Primeiro ponto: a vida não é um sistema simples, tudo vai ser “complicado” já que tudo tem muita variável. Get used to it! 😂🙌🏻

Segundo: Suryavan sempre diz que tudo na vida tem varias maneiras de ser feita – você pode fazer um projeto ao estilo “terra”, “água”, “ar” ou “fogo”. E se parar pra observar, tudo tem várias possíveis soluções, depende qual delas você tem mais afinidade / confiança.

Terceiro: o estresse é natural no biológico humano. Aprenda a trabalhar seu estresse com meditação, exercícios de atenção e terapia. Você vai se espantar com o resultado na sua paz interior!

Por último: se dá mais trabalho ou consome um maior esforço de sua parte, no final do processo também o nível de satisfação ao ver a situação sendo resolvida vai ser na mesma proporção. Já percebeu que quando a coisa é trabalhosa e no final você “dá um jeito” a sensação que fica é de um sucesso muito gostoso?

Então, a conclusão que eu chego aqui é bem simples: problemas são naturais, sempre vamos ter a companhia deles… 😂

Mas o ponto principal é que um problema não é nada mais que uma situação que exige mais das nossas capacidades para ser lidada. E no final ela ainda nos dá uma sensação de realização e satisfação. Basta você escolher qual problema trabalhar e qual deixar de lado!

Afinal se o problema tem solução, então qual é o problema? E se ele não tem solução, então pra que se preocupar?? 😂👍🏻

E se o problema tem solução mas você não sabe qual, pode fazer a consulta de Solução de Conflitos que eu te ajudo a encontrar! 💪🏻😎👍🏻

E agora, o que você fará quando encontrar um problema?

E a Disciplina, vai bem?

Muitos de nós tentamos ser “disciplinados” na vida e muitas vezes falhamos…

Mas afinal, o que é disciplina?

A palavra disciplina vem do latim e significa “instrução, matéria (de estudo), treinamento” e vem da raiz “discere” que significa aprender.

Somente algum tempo depois é que a palavra se transformou de significado para “manutenção da ordem” depois “conjunto de regras a serem seguidas”, indicando que o aluno ou aprendiz deveria seguir uma “disciplina” se quisesse aprender. Esse momento da transformação do significado não se sabe ao certo, mas podemos afirmar que a influência desse significado chegou à nossa sociedade através da cultura romana – onde a disciplina era e precisava ser aplicada no exército.

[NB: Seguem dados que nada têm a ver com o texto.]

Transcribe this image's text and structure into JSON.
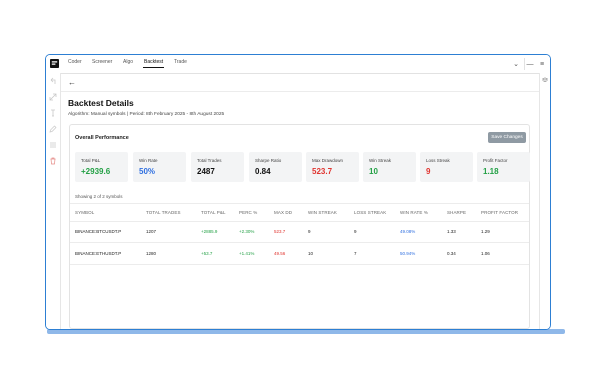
{
  "topbar": {
    "tabs": [
      {
        "label": "Coder"
      },
      {
        "label": "Screener"
      },
      {
        "label": "Algo"
      },
      {
        "label": "Backtest",
        "active": true
      },
      {
        "label": "Trade"
      }
    ],
    "chevron_glyph": "⌄",
    "minimize_glyph": "—",
    "menu_glyph": "≡"
  },
  "sidebar": {
    "icons": [
      "undo-icon",
      "expand-icon",
      "text-cursor-icon",
      "pencil-icon",
      "lines-icon",
      "trash-icon"
    ]
  },
  "header": {
    "back_glyph": "←",
    "title": "Backtest Details",
    "subtitle": "Algorithm: Manual symbols | Period: 8th February 2025 - 8th August 2025"
  },
  "performance": {
    "title": "Overall Performance",
    "save_button": "Save Changes",
    "metrics": [
      {
        "label": "Total P&L",
        "value": "+2939.6",
        "color": "#23a045"
      },
      {
        "label": "Win Rate",
        "value": "50%",
        "color": "#2f6fe0"
      },
      {
        "label": "Total Trades",
        "value": "2487",
        "color": "#111111"
      },
      {
        "label": "Sharpe Ratio",
        "value": "0.84",
        "color": "#111111"
      },
      {
        "label": "Max Drawdown",
        "value": "523.7",
        "color": "#e0342f"
      },
      {
        "label": "Win Streak",
        "value": "10",
        "color": "#23a045"
      },
      {
        "label": "Loss Streak",
        "value": "9",
        "color": "#e0342f"
      },
      {
        "label": "Profit Factor",
        "value": "1.18",
        "color": "#23a045"
      }
    ]
  },
  "table": {
    "showing": "Showing 2 of 2 symbols",
    "headers": [
      "SYMBOL",
      "TOTAL TRADES",
      "TOTAL P&L",
      "PERC %",
      "MAX DD",
      "WIN STREAK",
      "LOSS STREAK",
      "WIN RATE %",
      "SHARPE",
      "PROFIT FACTOR"
    ],
    "rows": [
      [
        "BINANCE:BTCUSDT.P",
        "1207",
        "+2885.9",
        "+2.30%",
        "523.7",
        "9",
        "9",
        "49.08%",
        "1.33",
        "1.29"
      ],
      [
        "BINANCE:ETHUSDT.P",
        "1280",
        "+53.7",
        "+1.41%",
        "49.56",
        "10",
        "7",
        "50.94%",
        "0.34",
        "1.06"
      ]
    ],
    "colors": {
      "green": "#23a045",
      "red": "#e0342f",
      "blue": "#2f6fe0"
    }
  }
}
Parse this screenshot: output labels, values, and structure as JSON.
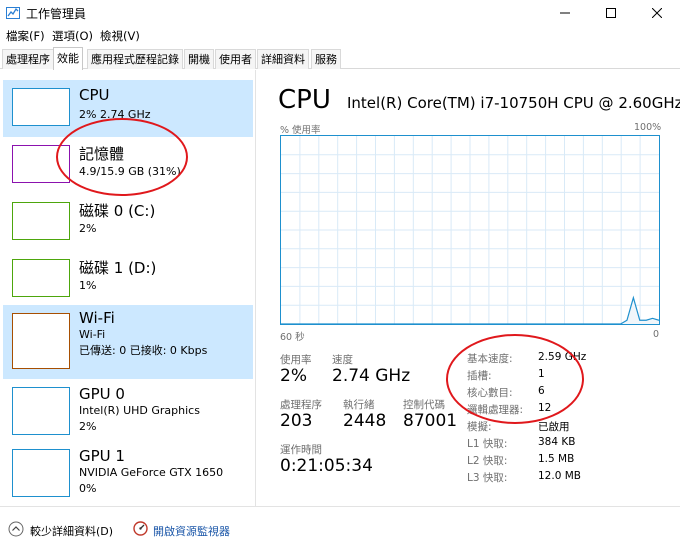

Aqui, vamos usar o significado mais antigo – o de instrução ou aprendizado. Basicamente ressignificar a disciplina para “método ou rotina que o aprendiz deve ter para conseguir o aprendizado desejado” é bastante mais tranquilizante ao mesmo tempo que nos permite de verdade ter um compromisso com nossos objetivos. Afinal, a maioria de nós não gosta daquela coisa forçada e rígida… mas todos queremos ir para algum lugar, conseguir algum tipo de habilidade e/ou conhecimento, treinar alguma capacidade. E para isso precisamos criar uma “rotina de aprendizado” – essa é a “disciplina” que eu proponho aqui pra você.

E aí, como vai a disciplina?!

A vida seria melhor sem conflitos?

Será que a vida seria realmente melhor sem conflitos? 🤨

A resposta pra essa pergunta pode variar de pessoa pra pessoa, mas podemos observar algumas coisas: 🤓

1 – Durante um conflito, o principal problema de vivencia-lo é a sensação ruim que ficamos dentro 🥺, já que se uma situação não gera essa sensação ela pode ser “ruinzinha” mas não provoca grandes problemas pra gente.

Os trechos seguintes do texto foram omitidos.